The Oceanbird car carrier concept started as a vision to achieve emission-free shipping. In July 2021, a fifty-fifty joint venture between Wallenius and Alfa Laval was made to make the vessel a reality. AlfaWall Oceanbird will focus on the development and realisation of technology for fully wind-powered vessel propulsion. The aim is for the vessel to reduce emissions by ninety per cent compared to a conventional vessel.

Also read: How Oceanbird plans to achieve a 90% reduction in emissions

The wings on the vessel consist of a core and a flap, optimising the aerodynamics forces.
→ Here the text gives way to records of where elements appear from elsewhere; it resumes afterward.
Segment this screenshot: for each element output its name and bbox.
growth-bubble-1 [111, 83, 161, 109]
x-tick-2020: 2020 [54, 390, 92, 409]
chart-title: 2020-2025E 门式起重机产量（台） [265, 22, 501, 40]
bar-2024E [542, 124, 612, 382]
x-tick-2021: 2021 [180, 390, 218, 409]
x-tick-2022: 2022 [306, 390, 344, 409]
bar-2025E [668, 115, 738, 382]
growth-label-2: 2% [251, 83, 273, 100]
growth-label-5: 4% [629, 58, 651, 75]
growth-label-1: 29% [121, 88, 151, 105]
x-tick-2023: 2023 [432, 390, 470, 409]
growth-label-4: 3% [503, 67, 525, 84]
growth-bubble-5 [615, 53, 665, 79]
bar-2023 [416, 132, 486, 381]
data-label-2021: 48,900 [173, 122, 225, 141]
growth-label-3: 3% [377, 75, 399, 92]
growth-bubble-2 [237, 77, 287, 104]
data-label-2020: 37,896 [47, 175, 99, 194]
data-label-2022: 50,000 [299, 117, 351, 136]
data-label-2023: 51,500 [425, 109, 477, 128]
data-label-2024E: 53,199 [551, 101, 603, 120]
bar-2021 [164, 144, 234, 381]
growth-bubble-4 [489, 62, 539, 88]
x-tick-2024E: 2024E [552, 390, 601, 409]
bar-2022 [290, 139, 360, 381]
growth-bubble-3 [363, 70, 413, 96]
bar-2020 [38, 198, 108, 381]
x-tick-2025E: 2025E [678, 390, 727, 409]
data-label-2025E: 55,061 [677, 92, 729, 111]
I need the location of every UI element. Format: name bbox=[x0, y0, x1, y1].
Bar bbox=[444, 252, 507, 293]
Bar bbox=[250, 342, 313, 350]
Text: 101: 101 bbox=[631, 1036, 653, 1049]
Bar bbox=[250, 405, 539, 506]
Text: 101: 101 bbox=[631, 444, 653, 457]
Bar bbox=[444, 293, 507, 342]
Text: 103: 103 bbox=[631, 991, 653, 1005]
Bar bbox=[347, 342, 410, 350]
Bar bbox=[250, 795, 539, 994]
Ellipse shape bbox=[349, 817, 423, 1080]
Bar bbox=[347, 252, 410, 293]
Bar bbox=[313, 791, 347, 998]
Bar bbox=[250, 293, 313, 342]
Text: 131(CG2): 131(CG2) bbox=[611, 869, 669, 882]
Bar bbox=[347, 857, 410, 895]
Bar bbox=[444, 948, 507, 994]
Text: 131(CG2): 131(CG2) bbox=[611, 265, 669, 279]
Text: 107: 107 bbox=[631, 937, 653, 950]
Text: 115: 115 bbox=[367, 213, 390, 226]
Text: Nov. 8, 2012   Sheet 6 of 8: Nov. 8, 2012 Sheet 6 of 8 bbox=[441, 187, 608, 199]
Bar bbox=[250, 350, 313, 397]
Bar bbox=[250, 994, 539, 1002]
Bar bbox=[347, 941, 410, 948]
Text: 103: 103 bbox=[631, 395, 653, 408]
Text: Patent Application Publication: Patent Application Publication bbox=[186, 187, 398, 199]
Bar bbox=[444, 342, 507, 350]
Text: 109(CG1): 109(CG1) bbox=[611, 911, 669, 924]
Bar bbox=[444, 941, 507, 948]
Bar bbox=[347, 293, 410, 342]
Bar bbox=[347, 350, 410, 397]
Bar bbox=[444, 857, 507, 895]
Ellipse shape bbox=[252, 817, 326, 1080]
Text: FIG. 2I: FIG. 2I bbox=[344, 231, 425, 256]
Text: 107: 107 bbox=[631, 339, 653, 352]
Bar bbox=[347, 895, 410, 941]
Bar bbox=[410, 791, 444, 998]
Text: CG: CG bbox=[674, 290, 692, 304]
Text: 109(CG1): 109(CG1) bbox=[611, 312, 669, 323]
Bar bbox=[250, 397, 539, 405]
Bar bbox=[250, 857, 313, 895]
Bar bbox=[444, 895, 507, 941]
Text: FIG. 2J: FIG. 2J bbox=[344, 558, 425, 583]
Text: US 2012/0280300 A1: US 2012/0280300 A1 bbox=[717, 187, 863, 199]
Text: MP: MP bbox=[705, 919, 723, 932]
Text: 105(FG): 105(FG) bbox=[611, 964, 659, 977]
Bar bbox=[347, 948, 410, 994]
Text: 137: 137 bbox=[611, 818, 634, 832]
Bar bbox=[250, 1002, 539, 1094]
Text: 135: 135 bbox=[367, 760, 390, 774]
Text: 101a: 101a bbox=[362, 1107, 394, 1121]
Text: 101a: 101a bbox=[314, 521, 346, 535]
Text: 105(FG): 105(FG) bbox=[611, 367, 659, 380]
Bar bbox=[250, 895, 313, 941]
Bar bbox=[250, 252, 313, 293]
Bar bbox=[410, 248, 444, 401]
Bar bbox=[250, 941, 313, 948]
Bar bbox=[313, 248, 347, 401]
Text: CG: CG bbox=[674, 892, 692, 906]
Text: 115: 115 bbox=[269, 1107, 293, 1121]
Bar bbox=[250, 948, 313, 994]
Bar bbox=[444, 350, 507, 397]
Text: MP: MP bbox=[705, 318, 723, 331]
The smaller size allows for a smaller footprint: both environmental and on deck.

‘The two-segment wing sail is aerodynamically optimised and provides a high propulsive power in relation to the wing area,’ explains Mikael Razola, Technical Director Oceanbird. ‘The smaller segment folds into the other before the whole wing sail is tilted, and therefore demanding less space on deck when it is not being used.’

Recycled and long-lasting

Sustainability is key in the Oceanbird concept. The new design is 40 metres high instead of 80 and therefore requires less material. A larger part of the wing sail is made of material that can be recycled. It is also more robust and long-lasting with less sensitive elements that can cause problems.

‘We have visited suppliers, had a close dialogue with our potential customers and are now confident in that this is the way to move forward,’ Razola adds.

Each wing sail is said to save around half a million litres of fuel (480,000 liters), equal to 3000 barrels of diesel a year. This represents 1200 tonnes of CO2 a year. The calculations are based on wind probabilities along main trading routes, provided by IMO. The whole Oceanbird concept, including the specially designed hull, wing sails and speed/route recommendations, are to reduce emissions even more.

Reduced payback time

Another dimension of sustainability is financial. According to Oceanbird they had to develop a product that could drastically reduce emissions that was also justifiable to purchase for shipowners. Therefore, it was important to also reduce the payback time for the ship owners.

‘For vessel owners who need to comply with new emissions legislation, for example CII, this solution can’t come soon enough. Not only we, but everyone in shipping has a sense of urgency. This is a huge step closer in making the Oceanbird concept a reality,’ says Niclas Dahl, Managing Director at Oceanbird.

Also read: Wallenius and Alfa Laval in joint venture to realise wind-powered Oceanbird

Hitting the water in 2026

Oceanbird is evaluating different suppliers and will place an order for the first wing sail during the second half of 2022. Prototype testing will take place under 2023. Meanwhile, Oceanbird is investigating solutions for placing wing sails on existing vessels in several shipping segments.

Although initially planned for late 2024, the first vessel with full wind propulsion is now planned to set sail in 2026.

Oceanbird, original design with previous wing sails.